The study results underline the need for further investigations of the role of antimicrobial resistance in the outcome of patients with nosocomial pneumonia and patients with primary BSI.
确定重症监护病房(ICU)中医院获得性肺炎患者和原发性血流感染(BSI)患者的死亡风险因素。
前瞻性队列研究。
收集1997年1月至2003年6月期间德国医院感染监测系统登记的ICU的数据。
来自202个ICU的8432例医院获得性肺炎患者和来自190个ICU的2759例医院原发性BSI患者。
分析中考虑了以下风险因素:年龄、性别、感染发作前在ICU的时间、ICU类型、医院类型和规模、插管、中心静脉导管使用、全胃肠外营养以及病原体类型。

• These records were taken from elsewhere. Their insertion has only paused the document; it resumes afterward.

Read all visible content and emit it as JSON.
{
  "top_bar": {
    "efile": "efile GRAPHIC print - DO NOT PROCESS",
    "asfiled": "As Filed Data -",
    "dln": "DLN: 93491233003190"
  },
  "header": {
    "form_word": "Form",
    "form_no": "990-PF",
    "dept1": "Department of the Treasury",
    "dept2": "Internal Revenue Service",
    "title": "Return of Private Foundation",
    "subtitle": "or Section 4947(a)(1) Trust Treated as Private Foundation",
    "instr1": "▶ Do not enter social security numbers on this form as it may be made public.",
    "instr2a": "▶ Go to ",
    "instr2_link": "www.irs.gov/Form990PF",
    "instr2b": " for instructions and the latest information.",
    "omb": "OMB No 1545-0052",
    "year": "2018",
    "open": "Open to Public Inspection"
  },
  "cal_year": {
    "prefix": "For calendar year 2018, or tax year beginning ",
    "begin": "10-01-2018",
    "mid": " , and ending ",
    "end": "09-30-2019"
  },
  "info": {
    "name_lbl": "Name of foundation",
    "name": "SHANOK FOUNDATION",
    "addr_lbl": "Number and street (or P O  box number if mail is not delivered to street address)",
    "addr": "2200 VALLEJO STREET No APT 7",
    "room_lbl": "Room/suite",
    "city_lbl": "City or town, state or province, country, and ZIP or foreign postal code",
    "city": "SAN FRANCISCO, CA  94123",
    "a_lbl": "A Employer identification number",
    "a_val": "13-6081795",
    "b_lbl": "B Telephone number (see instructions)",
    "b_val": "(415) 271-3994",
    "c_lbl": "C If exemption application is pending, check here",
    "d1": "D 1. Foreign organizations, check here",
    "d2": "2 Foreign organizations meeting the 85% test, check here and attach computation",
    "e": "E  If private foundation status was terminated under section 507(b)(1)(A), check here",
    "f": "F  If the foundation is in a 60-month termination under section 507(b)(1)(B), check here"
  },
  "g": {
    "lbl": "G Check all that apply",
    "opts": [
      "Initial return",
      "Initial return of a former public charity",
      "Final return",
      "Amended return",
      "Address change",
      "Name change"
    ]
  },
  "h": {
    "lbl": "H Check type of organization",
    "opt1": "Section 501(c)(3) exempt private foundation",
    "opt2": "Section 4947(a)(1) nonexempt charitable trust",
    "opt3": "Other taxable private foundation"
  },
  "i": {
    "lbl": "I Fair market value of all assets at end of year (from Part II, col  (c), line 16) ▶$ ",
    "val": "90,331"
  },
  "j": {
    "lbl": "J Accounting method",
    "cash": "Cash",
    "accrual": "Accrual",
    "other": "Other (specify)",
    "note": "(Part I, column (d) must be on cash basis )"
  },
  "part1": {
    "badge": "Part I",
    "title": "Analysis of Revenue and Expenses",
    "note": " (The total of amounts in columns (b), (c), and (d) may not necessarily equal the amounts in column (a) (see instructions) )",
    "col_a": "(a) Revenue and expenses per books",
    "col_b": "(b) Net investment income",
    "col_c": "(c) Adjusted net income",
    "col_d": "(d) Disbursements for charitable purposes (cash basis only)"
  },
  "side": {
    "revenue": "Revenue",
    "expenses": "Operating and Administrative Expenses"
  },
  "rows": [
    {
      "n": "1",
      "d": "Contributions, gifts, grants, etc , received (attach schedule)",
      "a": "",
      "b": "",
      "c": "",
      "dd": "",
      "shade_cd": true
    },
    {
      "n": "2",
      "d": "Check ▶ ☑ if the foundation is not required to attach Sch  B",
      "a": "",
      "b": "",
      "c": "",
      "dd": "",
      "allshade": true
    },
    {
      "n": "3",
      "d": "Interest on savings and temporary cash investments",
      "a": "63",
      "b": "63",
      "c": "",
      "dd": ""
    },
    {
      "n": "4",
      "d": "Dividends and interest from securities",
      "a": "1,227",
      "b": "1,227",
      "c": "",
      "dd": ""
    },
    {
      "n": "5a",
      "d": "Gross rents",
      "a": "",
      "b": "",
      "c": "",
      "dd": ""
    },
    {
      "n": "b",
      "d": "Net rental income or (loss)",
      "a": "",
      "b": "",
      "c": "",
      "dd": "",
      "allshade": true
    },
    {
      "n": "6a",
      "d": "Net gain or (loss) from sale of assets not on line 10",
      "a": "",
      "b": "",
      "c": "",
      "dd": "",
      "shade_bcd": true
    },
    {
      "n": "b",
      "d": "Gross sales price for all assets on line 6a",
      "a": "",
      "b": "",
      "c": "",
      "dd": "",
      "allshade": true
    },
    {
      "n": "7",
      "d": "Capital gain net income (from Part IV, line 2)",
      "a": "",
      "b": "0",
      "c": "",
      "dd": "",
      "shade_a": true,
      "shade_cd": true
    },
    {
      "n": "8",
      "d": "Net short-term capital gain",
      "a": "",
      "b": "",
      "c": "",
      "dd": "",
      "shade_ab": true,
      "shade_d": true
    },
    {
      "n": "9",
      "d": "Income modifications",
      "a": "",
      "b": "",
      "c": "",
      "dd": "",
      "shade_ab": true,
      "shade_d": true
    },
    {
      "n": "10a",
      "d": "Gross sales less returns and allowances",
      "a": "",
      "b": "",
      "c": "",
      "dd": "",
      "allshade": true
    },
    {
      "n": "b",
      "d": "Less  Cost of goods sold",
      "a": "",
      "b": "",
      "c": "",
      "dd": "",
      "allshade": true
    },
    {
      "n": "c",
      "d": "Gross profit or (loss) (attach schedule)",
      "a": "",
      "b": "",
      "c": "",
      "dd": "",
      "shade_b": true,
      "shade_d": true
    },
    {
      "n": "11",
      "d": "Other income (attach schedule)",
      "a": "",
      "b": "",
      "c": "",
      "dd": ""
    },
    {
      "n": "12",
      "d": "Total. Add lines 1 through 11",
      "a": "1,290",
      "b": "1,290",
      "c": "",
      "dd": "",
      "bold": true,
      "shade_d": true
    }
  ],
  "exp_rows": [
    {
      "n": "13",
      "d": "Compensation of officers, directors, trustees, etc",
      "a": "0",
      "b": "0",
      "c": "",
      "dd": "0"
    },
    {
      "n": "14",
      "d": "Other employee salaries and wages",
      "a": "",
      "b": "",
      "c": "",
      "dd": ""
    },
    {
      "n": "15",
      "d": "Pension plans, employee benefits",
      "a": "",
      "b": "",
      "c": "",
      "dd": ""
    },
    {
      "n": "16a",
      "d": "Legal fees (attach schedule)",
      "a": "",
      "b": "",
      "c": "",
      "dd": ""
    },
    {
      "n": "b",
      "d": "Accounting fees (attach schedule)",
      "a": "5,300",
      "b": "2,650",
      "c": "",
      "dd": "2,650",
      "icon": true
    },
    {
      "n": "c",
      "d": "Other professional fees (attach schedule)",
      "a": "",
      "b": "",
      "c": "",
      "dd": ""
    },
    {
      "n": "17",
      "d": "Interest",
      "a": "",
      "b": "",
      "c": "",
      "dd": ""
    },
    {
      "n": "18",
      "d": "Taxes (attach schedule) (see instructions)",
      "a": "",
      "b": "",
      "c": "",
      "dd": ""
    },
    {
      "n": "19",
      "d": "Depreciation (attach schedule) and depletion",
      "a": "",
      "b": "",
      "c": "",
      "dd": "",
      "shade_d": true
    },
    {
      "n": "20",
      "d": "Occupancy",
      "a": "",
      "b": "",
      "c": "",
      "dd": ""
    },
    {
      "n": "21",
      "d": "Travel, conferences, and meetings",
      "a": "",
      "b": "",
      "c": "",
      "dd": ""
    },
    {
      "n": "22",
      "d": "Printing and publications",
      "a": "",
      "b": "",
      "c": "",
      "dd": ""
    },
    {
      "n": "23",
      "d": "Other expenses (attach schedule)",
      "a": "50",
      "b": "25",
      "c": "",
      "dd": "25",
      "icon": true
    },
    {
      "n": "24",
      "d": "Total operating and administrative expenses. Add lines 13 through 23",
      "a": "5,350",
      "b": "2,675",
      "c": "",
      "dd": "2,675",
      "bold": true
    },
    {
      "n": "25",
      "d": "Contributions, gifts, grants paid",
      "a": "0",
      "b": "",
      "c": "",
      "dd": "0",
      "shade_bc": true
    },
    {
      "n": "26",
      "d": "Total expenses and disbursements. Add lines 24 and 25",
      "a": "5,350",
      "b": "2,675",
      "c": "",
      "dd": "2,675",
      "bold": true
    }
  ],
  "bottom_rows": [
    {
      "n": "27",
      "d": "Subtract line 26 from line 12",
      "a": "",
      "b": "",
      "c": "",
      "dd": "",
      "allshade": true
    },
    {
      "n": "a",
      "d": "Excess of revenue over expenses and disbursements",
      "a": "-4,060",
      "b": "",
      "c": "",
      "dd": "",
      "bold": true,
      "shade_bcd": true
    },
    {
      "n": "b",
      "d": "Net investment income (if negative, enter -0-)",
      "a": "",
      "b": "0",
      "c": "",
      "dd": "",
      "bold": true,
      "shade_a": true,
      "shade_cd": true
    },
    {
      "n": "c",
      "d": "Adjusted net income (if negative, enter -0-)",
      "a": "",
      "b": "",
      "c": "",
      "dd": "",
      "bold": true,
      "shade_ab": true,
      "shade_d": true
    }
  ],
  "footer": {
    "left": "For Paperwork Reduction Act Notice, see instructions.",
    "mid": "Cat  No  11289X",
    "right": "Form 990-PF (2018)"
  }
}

共有750例(8.9%)医院获得性肺炎患者和302例(10.9%)医院原发性BSI患者死亡。多因素逻辑回归分析确定,在内科或外科ICU接受治疗(比值比[OR],1.55[95%置信区间{CI},1.32 - 1.82])或在床位超过1000张的医院(OR,2.14[95%CI,1.81 - 2.56])、年龄大于65岁(OR,1.54[95%CI,1.31 - 1.81])以及感染耐甲氧西林金黄色葡萄球菌(OR,2.39[95%CI,1.81 - 3.12])或多重耐药铜绿假单胞菌(OR,3.00[95%CI,1.90 - 4.63])是医院获得性肺炎死亡的独立决定因素。年龄大于中位数63岁(OR,1.44[95%CI,1.12 - 1.86])以及耐甲氧西林金黄色葡萄球菌作为病原体(OR,2.98[95%CI,1.81 - 5.82])均与原发性BSI死亡率增加相关。感染病原体的类型,尤其是对多种药物耐药的病原体,也是ICU患者预后的有力预测指标。
研究结果强调需要进一步研究抗菌药物耐药性在医院获得性肺炎患者和原发性BSI患者预后中的作用。